Daphne Louise Haldinstein was born on 10 February 1899 in Norwich to Alfred Haldinstein and Edith Haldinstein (Alfred's second wife). Daphne Haldin was the second youngest of seven children, her siblings were: Constance, Henry, George, Frank, Mary and Joyce. Her father Alfred was a shoe manufacturer and merchant, and later became president of the Norwich Hebrew Congregation, chairman of the Norfolk Daily Standard Company Ltd and sheriff of Norwich. The family lived at 161 Yarmouth Road, Blofield with six domestic servants, whilst Haldin was a child.

Haldin's father died in 1919 and was buried in Norwich. Unlike her siblings, Haldin never married, she and her mother remained in Norfolk after her father's death but by 1927 they had moved to London where they took up residence at 13 Ladbroke Terrace, W11. Between 1936 and her death in 1940, Haldin's mother, Edith, moved to Bournemouth where she died. Haldin remained in London living, between 1939-1943, at 80 Rossmore Court, Park Road, NW1, before moving to 1 Rossmore Court, where remained until her death in 1973.

Although christened Haldinstein, Daphne referred to herself as Haldin in all correspondence and on documents. When or why Haldin first began to refer to herself as Haldin rather than Haldinstein is unknown. No other family members did so.

Haldin's main employment was as a tutor for Truman & Knightly Associates School of Administration Services. She also worked in a freelance capacity as a shorthand instructor for Peat Marwick Mitchell & Co. She held the post of honourable secretary of the Society of Jews and Christians in the early 1930s.
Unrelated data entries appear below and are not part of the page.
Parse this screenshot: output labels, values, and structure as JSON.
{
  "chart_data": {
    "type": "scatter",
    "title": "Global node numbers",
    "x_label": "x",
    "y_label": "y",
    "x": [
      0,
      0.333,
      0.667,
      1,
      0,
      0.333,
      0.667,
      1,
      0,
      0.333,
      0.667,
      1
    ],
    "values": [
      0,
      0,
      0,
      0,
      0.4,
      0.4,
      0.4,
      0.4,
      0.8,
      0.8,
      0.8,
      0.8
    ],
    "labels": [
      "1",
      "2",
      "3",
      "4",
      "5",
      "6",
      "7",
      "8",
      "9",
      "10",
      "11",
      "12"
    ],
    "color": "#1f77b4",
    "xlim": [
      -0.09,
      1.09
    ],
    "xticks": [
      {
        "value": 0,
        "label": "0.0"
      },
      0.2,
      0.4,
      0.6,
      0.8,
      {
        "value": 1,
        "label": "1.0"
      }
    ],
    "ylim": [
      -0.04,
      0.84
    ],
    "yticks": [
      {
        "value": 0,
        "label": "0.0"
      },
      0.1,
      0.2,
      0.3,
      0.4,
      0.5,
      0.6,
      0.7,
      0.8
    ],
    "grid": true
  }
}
It is unclear where Haldin's interest in art came from and how much formal training she had as an art historian. However, it is known that she enrolled in a History of Art course at the University of London, University College (UCL) in January 1938, for at least one session, and had previously been educated at the University of London. The only known publication by Haldin was an article: Haldin, D. and Edings, C A.. (1 July 1931). 'Mediaeval Memorial Brasses (Art.)'. The Connoisseur, vol. 88, p. 20.
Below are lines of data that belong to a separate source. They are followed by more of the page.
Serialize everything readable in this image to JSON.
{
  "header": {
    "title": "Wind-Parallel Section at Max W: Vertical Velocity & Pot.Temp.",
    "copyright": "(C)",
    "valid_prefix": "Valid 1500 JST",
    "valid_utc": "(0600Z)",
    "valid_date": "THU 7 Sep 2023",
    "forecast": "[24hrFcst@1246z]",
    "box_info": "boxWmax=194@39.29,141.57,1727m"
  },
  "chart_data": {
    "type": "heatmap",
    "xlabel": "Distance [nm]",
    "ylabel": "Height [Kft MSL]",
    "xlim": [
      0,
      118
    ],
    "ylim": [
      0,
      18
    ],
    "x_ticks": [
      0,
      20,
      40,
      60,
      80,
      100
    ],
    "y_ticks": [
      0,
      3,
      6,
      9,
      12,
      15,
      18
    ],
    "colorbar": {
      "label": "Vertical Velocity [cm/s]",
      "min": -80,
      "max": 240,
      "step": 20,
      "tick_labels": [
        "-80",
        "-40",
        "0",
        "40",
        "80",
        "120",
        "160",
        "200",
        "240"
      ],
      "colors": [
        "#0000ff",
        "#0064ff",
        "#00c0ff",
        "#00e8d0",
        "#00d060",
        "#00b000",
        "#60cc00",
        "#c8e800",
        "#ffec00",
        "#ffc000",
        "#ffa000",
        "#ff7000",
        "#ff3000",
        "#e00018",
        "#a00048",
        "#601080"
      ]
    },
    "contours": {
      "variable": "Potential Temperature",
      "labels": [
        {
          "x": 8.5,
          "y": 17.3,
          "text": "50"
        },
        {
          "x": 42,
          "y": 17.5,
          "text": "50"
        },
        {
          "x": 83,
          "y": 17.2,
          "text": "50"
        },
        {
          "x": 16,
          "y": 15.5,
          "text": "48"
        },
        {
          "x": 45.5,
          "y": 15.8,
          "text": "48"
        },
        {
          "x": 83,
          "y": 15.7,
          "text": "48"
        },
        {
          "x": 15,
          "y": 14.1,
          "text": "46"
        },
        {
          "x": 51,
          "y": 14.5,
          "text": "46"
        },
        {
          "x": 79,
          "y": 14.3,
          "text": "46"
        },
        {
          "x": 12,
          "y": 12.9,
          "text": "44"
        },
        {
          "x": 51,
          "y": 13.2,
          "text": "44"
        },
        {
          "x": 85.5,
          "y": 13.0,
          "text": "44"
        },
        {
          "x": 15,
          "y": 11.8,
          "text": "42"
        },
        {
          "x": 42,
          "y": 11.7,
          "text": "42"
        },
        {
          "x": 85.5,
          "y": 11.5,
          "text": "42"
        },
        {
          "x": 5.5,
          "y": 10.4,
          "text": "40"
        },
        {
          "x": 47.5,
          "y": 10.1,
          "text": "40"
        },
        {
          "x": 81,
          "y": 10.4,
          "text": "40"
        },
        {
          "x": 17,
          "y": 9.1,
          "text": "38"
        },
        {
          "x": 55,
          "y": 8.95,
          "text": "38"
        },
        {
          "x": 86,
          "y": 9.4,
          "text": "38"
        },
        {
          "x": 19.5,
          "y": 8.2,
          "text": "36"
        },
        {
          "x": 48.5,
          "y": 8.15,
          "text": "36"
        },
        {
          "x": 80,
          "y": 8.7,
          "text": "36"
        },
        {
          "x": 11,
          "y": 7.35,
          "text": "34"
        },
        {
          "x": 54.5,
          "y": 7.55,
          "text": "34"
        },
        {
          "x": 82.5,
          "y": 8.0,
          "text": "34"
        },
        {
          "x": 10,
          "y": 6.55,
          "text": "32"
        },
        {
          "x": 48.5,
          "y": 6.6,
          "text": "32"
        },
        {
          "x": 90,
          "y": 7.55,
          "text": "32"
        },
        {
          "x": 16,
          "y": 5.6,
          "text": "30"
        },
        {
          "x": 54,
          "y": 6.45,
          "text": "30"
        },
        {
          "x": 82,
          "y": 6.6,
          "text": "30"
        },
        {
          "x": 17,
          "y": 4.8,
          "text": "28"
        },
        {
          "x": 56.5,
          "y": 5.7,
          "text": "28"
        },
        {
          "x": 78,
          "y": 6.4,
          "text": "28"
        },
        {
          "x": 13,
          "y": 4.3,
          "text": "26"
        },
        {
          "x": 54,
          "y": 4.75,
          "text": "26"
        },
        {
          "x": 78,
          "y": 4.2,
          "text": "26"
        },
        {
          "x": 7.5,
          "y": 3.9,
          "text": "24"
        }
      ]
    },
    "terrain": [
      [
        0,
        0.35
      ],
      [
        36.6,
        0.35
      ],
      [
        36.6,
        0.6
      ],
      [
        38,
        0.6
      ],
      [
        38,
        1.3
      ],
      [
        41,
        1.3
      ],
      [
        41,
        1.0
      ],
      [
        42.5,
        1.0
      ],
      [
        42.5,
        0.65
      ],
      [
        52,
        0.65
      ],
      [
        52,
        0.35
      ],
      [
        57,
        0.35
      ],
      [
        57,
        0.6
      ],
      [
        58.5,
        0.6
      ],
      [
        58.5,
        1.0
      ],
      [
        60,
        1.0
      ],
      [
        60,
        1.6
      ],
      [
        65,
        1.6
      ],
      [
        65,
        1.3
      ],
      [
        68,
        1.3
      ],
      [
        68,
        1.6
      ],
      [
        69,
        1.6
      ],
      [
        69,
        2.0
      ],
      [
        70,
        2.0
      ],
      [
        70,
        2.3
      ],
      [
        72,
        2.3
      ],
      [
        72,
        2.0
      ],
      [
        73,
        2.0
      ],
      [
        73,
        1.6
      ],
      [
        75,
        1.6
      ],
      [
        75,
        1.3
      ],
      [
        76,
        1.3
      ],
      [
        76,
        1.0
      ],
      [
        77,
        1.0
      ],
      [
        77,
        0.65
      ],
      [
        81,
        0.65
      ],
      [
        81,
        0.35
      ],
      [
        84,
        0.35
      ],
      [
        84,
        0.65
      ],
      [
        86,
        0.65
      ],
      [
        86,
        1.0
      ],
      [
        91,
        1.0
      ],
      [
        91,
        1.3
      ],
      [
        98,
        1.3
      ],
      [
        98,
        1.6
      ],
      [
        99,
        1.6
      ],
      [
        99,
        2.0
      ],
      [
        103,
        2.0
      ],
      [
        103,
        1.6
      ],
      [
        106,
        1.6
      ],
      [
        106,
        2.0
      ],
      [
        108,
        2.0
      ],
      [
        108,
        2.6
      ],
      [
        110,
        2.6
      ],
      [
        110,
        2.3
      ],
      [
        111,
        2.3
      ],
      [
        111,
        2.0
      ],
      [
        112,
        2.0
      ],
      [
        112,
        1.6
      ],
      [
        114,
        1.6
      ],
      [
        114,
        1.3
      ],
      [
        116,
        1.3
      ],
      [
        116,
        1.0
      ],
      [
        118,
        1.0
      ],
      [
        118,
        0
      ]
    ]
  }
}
During the 1950s, she began research for her proposed dictionary of women artists born before 1850. It is this project to which most of the papers in the archive pertain. Haldin hoped to redress the gender imbalance in previous dictionaries of artists, and set herself the task of collecting information on female artists, of all kinds, who were based in Europe and born before 1850. She discounted those she found to be amateurs and several artists were removed from her listings if she was unable to trace or confirm them in any available source. It seems that she conducted this large research project in an amateur capacity but was assisted by at least four different people at various points. It is uncertain if they were paid, or friends, or volunteers, but she did contact the Slade School of Art at one point during the project seeking art students to help with her work. Certainly, one assistant, Gretl, was translating entries in Thieme-Becker (Thieme, U. and Becker, F. (1907-50) Allgemeines Lexikon der bildenden Kunstler von der Antike bis zur Gegenwart : unter Mitwirkung von 300 fachgelehrten des in- und Auslandes. Leipzig: Seemann) from German to English. From the material collected in the archive it seems that Haldin's process was to gather names from the above mentioned dictionaries and other sources, as well as historic exhibition lists, and then work through them to collate information into bundles of notes until they were considered complete. Assistants typed these notes up into one single entry so they could be filed separately.

Despite pursuing a number of publishers, the dictionary was never published. The material in this archive collection is largely still in note form and there is no complete manuscript or draft which would suggest that research phase was completed either.